Konflikt rodzica z radnym i zarazem prezesem klubu powoli dogasa
Radni z Radlina są na finiszu rozpatrywania skargi, która kilka miesięcy temu została założona na jednego z rajców oraz burmistrza miasta. W przeprowadzonym postępowaniu nie dopatrzyli się uchybień w ich działalności.
RADLIN Pod koniec sierpnia do radlińskiego magistratu trafiła skarga Ludosława Kowalskiego na radnego Ludwika Blanika oraz na bezczynność burmistrza miasta Barbarę Magierę. Radlinianin twierdzi, że w urzędzie miasta może zachodzić kumoterstwo. – Pan Ludwik Blanik piastuje w mieście funkcję przewodniczącego komisji rewizyjnej, jest jednocześnie prezesem Klubu Gimnastycznego Radlin oraz jest także zatrudniony w klubie jako koordynator szkoleniowy.
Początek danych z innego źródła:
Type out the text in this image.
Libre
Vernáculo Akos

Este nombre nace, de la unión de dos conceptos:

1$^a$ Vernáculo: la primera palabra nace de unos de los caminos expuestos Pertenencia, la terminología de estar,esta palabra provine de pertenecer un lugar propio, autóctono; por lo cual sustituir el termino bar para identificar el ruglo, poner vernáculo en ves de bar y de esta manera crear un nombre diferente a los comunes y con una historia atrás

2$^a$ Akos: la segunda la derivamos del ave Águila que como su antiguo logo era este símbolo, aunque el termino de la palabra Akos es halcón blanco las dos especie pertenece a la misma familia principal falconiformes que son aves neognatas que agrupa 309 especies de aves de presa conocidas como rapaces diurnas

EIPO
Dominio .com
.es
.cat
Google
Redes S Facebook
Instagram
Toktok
Z kolei pani burmistrz udziela dotacji celowej KG Radlin. W mojej ocenie zachodzi tutaj konflikt interesów – uważa Kowalski, który jako rodzic dwóch młodych gimnastyków jest skonfliktowany z Blanikiem, o czym już nieraz pisaliśmy.
Rozeznali zażalenie
Rozpatrzeniem skargi zajmowała się komisja budżetowa. Radni uznali, że burmistrz nie dopuściła się bezczynności. Dlatego skarga przez komisję została uznana za bezzasadną. Ostateczną decyzję co do jej zasadności miała podjąć w głosowaniu cała rada podczas październikowych obrad. Projekt uchwały w tej sprawie został jednak wycofany z porządku sesji. – Doszłam do wniosku, że radni otrzymali zbyt mało czasu, aby zapoznać się z obszernym materiałem, jaki przygotowała w tej sprawie komisja. Dlatego nie poddałam pod głosowanie projektu uchwały w tej sprawie – tłumaczy Gabriela Chromik, przewodnicza radlińskiej rady. Dodaje, że prawdopodobnie przed 16 listopada, kiedy to kończy się kadencja obecnej rady, radni spotkają się na dodatkowej sesji i podejmą ostateczną decyzję w sprawie zasadności skargi.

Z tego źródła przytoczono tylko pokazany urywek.